On the ekioo project, the `health` tile produces a daily `output.md` that cross-references ticket metrics (velocity, blocks, stale tickets), Umami traffic data, and Search Console SEO signals. This file is read by **Lain**, the CEO agent that reviews the board every hour:

```yaml
# .dashboard/health/tile.yaml
template: markdown
refresh: 86400
prompt: 'Read the JSON at .dashboard/health/data.json, which contains
  ticket metrics, roadmap goals, and optionally umami (traffic) and
  gsc (SEO) data. Cross-reference all signals. Format: Diagnostic
  (3 sentences), Risks (2 bullets), Action of the week (1 bullet).
  Be opinionated. Output ONLY the raw markdown.'
```

Lain doesn't poll the KittyClaw API 30 times to reconstruct a global state. It reads `health/output.md`, a document already synthesized, up to date, in natural language, and decides from there whether a ticket needs escalating or an SEO opportunity deserves immediate action. A single LLM call consumes an already-processed context.

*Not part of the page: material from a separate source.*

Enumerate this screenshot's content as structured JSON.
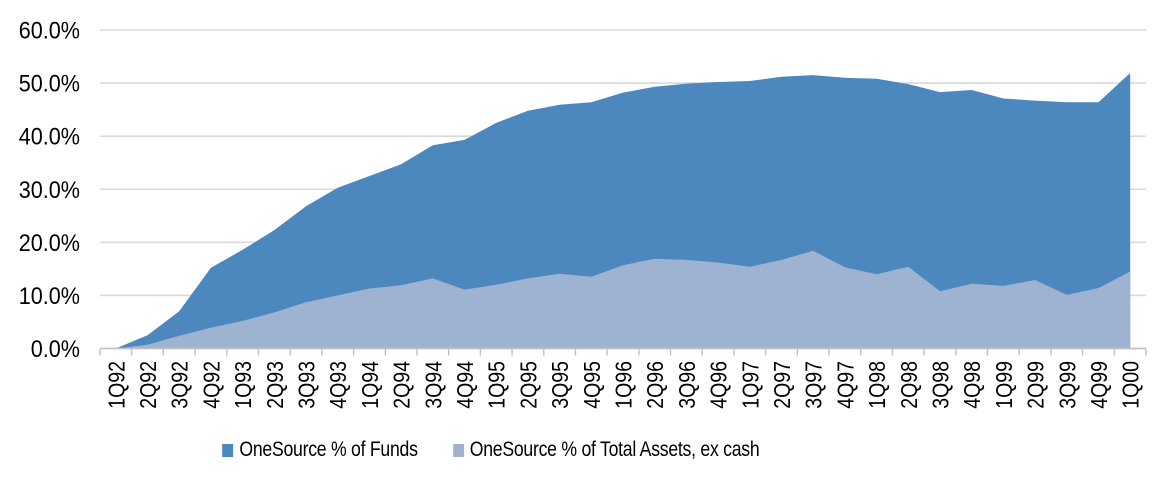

It's the same logic as caching in a backend architecture: compute once, serve N times.

---

## The dashboard isn't just for tech projects

BrewCo isn't a dev project. It's a coffee chain. And the tiles work exactly the same way: a PowerShell script reads a CSV export from the POS system, produces `data.json`, and the dashboard shows the weekend's KPIs.

The primitive (`tile.yaml` + `script.*` + `output.*`) is generic enough to monitor business metrics, marketing campaigns, or physical operations. The only constraint is that the data be readable by a script. If it is, the dashboard can display it.

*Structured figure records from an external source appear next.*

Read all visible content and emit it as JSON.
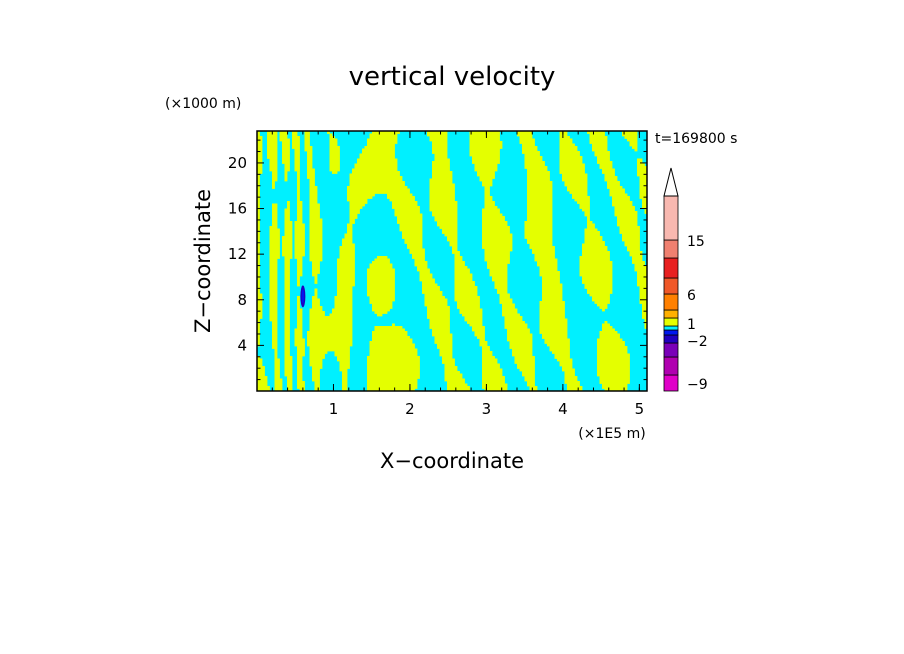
{
  "chart_data": {
    "type": "heatmap",
    "title": "vertical velocity",
    "xlabel": "X−coordinate",
    "ylabel": "Z−coordinate",
    "x_unit": "(×1E5 m)",
    "y_unit": "(×1000 m)",
    "time_label": "t=169800 s",
    "xlim": [
      0,
      5.1
    ],
    "ylim": [
      0,
      22.8
    ],
    "x_ticks": [
      1,
      2,
      3,
      4,
      5
    ],
    "y_ticks": [
      4,
      8,
      12,
      16,
      20
    ],
    "dominant_colors": {
      "negative": "#00f0ff",
      "positive": "#e4ff00"
    },
    "colorbar": {
      "levels": [
        -9,
        -2,
        1,
        6,
        15
      ],
      "labels": [
        "−9",
        "−2",
        "1",
        "6",
        "15"
      ],
      "colors": [
        "#e000c8",
        "#b000b0",
        "#7a00b8",
        "#2000c0",
        "#0018f0",
        "#00f0ff",
        "#e4ff00",
        "#ffb000",
        "#ff8000",
        "#f05828",
        "#e82020",
        "#f08070",
        "#f8b8b0"
      ],
      "extend": "max"
    },
    "note_features": "Alternating bands of weak upward (yellow) and weak downward (cyan) motion; a small dark blue downdraft near x=0.6, z=8."
  }
}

This is deliberate. KittyClaw is a project management and agent orchestration tool, not a BI SaaS. The dashboard is an observability layer, not an end in itself.

---

## Observability between human and agents

What interests me about this architecture is that it solves a coordination problem that agentic systems create: humans and agents need to see the same reality, but at different granularities.

The human wants a high-level view: a few numbers, a trend, an alert. The agent wants a structured input it can reason over. The `health` tile's `output.md` is both at once: readable by a human in 30 seconds, parseable by an agent in a single call.

This isn't an infrastructure revolution. It's a text file regenerated every night. But it's exactly the right abstraction for the layer between the human who steers and the agents who execute.